Gone, but not forgotten.

            Have you ever lived in an attic? I did. I used to live near Spokane, Washington, in a little town named Opportunity. I thought that was appropriate, since it was when I first moved out on my own, feelin' the unbridled power that First-Adulthood can bring to those who've never felt the responsibility of supporting themselves.

            There I was, earnin' my own way, holdin' down my first full-time job an' preparin' to spend my first night on my own. I had found an apartment, conveniently situated near the center of town an' things were goin' well. Considerin' that I had never even had a room of my own, that first apartment was H-U-G-E. Besides, livin' downtown, above one of the businesses was gonna' make everything so convenient. I thought.

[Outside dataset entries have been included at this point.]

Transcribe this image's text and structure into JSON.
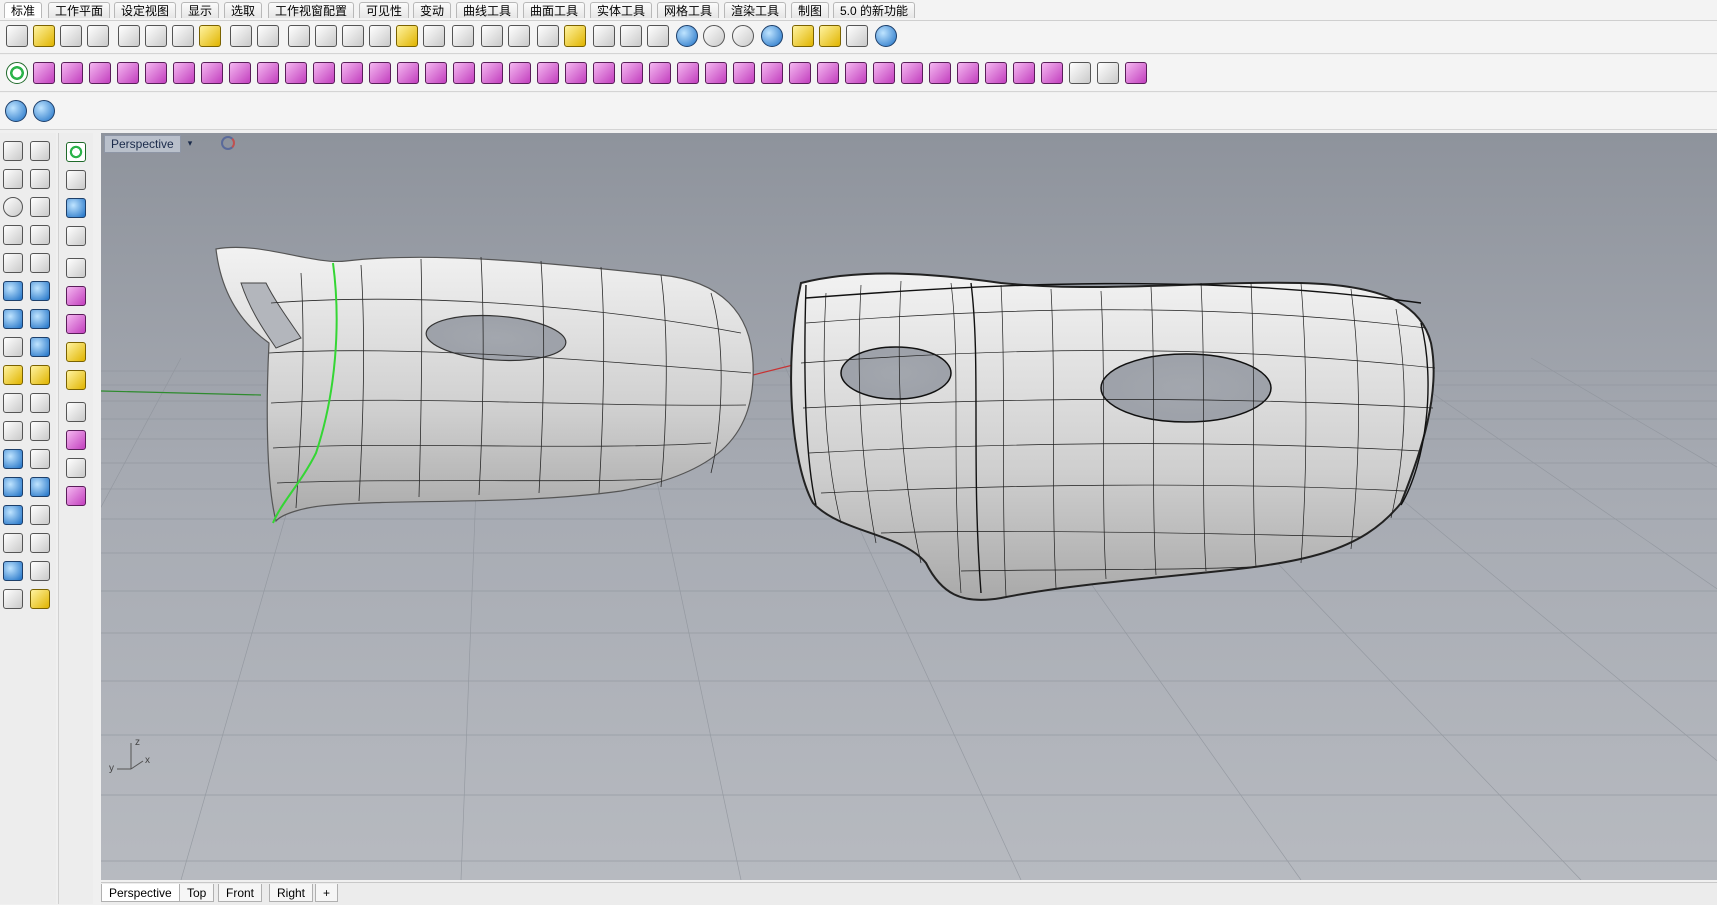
{
  "menu_tabs": [
    {
      "label": "标准",
      "active": true
    },
    {
      "label": "工作平面",
      "active": false
    },
    {
      "label": "设定视图",
      "active": false
    },
    {
      "label": "显示",
      "active": false
    },
    {
      "label": "选取",
      "active": false
    },
    {
      "label": "工作视窗配置",
      "active": false
    },
    {
      "label": "可见性",
      "active": false
    },
    {
      "label": "变动",
      "active": false
    },
    {
      "label": "曲线工具",
      "active": false
    },
    {
      "label": "曲面工具",
      "active": false
    },
    {
      "label": "实体工具",
      "active": false
    },
    {
      "label": "网格工具",
      "active": false
    },
    {
      "label": "渲染工具",
      "active": false
    },
    {
      "label": "制图",
      "active": false
    },
    {
      "label": "5.0 的新功能",
      "active": false
    }
  ],
  "viewport": {
    "title": "Perspective",
    "menu_arrow": "▾",
    "axis_labels": {
      "z": "z",
      "y": "y",
      "x": "x"
    }
  },
  "view_tabs": [
    {
      "label": "Perspective",
      "active": true
    },
    {
      "label": "Top",
      "active": false
    },
    {
      "label": "Front",
      "active": false
    },
    {
      "label": "Right",
      "active": false
    },
    {
      "label": "+",
      "active": false
    }
  ],
  "colors": {
    "viewport_bg": "#a8acb4",
    "grid": "#9a9ea6",
    "x_axis": "#c83232",
    "y_axis": "#2e8b2e",
    "seam_highlight": "#34d634",
    "surface": "#d7d7d7"
  }
}
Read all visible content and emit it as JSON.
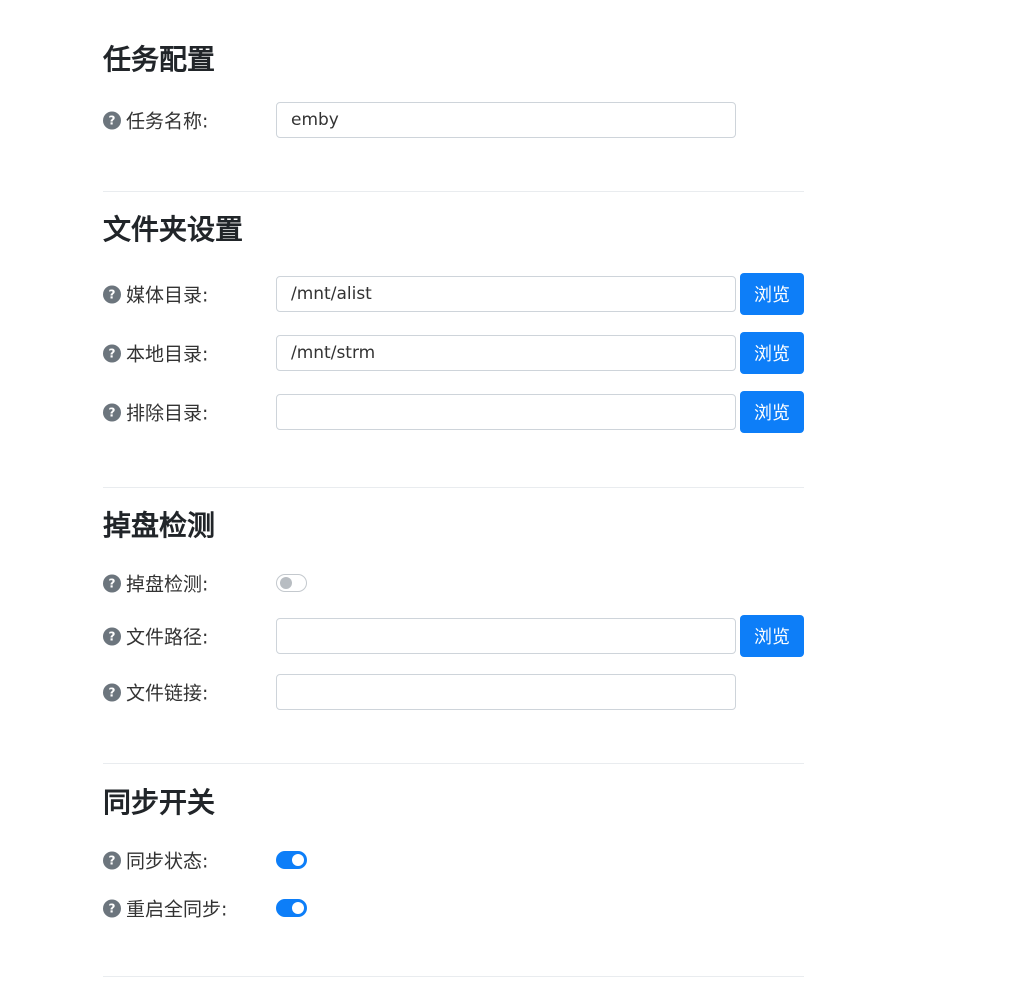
{
  "sections": {
    "task": {
      "title": "任务配置",
      "task_name_label": "任务名称:",
      "task_name_value": "emby"
    },
    "folder": {
      "title": "文件夹设置",
      "media_dir_label": "媒体目录:",
      "media_dir_value": "/mnt/alist",
      "local_dir_label": "本地目录:",
      "local_dir_value": "/mnt/strm",
      "exclude_dir_label": "排除目录:",
      "exclude_dir_value": ""
    },
    "drop": {
      "title": "掉盘检测",
      "drop_check_label": "掉盘检测:",
      "drop_check_enabled": false,
      "file_path_label": "文件路径:",
      "file_path_value": "",
      "file_link_label": "文件链接:",
      "file_link_value": ""
    },
    "sync": {
      "title": "同步开关",
      "sync_status_label": "同步状态:",
      "sync_status_enabled": true,
      "restart_full_sync_label": "重启全同步:",
      "restart_full_sync_enabled": true
    }
  },
  "common": {
    "browse_label": "浏览",
    "help_glyph": "?"
  },
  "colors": {
    "accent": "#0d7ef8",
    "help_icon": "#6c757d",
    "divider": "#e9ecef"
  }
}
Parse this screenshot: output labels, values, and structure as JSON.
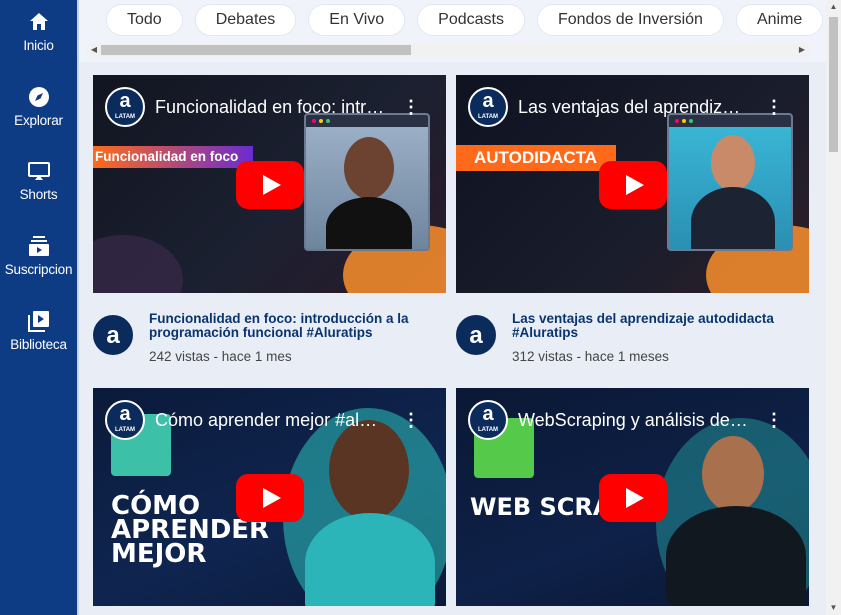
{
  "sidebar": {
    "items": [
      {
        "label": "Inicio",
        "icon": "home-icon"
      },
      {
        "label": "Explorar",
        "icon": "compass-icon"
      },
      {
        "label": "Shorts",
        "icon": "shorts-icon"
      },
      {
        "label": "Suscripcion",
        "icon": "subscriptions-icon"
      },
      {
        "label": "Biblioteca",
        "icon": "library-icon"
      }
    ]
  },
  "chips": [
    "Todo",
    "Debates",
    "En Vivo",
    "Podcasts",
    "Fondos de Inversión",
    "Anime"
  ],
  "channel": {
    "logo_letter": "a",
    "logo_sub": "LATAM"
  },
  "videos": [
    {
      "thumb_title": "Funcionalidad en foco: intr…",
      "overlay": "Funcionalidad en foco",
      "title": "Funcionalidad en foco: introducción a la programación funcional #Aluratips",
      "views": "242 vistas",
      "age": "hace 1 mes",
      "separator": " - "
    },
    {
      "thumb_title": "Las ventajas del aprendizaj…",
      "overlay": "AUTODIDACTA",
      "title": "Las ventajas del aprendizaje autodidacta #Aluratips",
      "views": "312 vistas",
      "age": "hace 1 meses",
      "separator": " - "
    },
    {
      "thumb_title": "Cómo aprender mejor #alu…",
      "overlay": "CÓMO APRENDER MEJOR",
      "title": "",
      "views": "",
      "age": "",
      "separator": ""
    },
    {
      "thumb_title": "WebScraping y análisis de …",
      "overlay": "WEB SCRA",
      "title": "",
      "views": "",
      "age": "",
      "separator": ""
    }
  ],
  "colors": {
    "sidebar_bg": "#0d3b84",
    "main_bg": "#e9eef6",
    "play_button": "#ff0000",
    "title_text": "#0a3470"
  }
}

            That is, until it got dark an' I spent my first night alone. That was the same night I thought I was gonna' die in an earthquake; after movin' from the Great Quake Capital of America, California. But that's another story.

            After survivin' my night of many firsts, life settled into a certain pattern; rise early, catch the bus to Spokane to go to work, come home exhausted an' struggle to pay all the bills when I got my paycheck. Perhaps you've heard of this way of life?  Easy club to join, but they never want a person to drop out.

            Eventually, I realized that I would need to cut corners, but where? I had learned that my $35- per month rent payment was non-negotiable an' I'd been livin' on a gallon of milk, a loaf of bread an' a dozen eggs per week for the last two months, so I couldn't really cut back on my food bill. Since I din't buy clothes or other extras, there weren't a lotta' choices. Finally, I decided that I would hafta' move closer to my job an' save the bus fare.

            About the time I was makin' this very important decision, my older brother an' his wife paid a visit to her family, who lived about thirty miles away. They also visited ME in that first apartment.

            Y'ever notice how big brothers like to take care of their younger siblings? An' thank goodness my brother did. In the first place, because they had a car, they helped me to find a new place, taking alla' my challenges into consideration; no car, proximity to work, the issue of safety an' my limited earning ability. Soon, we found a beautiful old three-story home with the most awesome woodwork you can imagine. Above the third floor was an attic that had been divided into two parts. A stairwell separated the two parts.

            After agreeing to pay $20- a month in rent (yay! That was a savings of $15- each month), I was ready to begin movin' in. Not so, big brother. He took me shopping, using his own money. The first thing we bought was a lock; but not jus' any lock. This was a device that worked like a chain-lock, but could be controlled from the outside with a key.

            Next, he stocked my bookshelf with all kindsa' stuff I could cook in one aluminum popcorn popper. In that small rented room I had no cooking facilities, so the electric popper came in very handy.

            I was finally Brother-Certified to move into my new attic-home. I was so thrilled the day everything was in place. My brother an' his wife returned to California an' I began a new life.

            Maybe someday you'd like to hear how my hands froze to the wall of that same attic-home? That was definitely an unexpected surprise.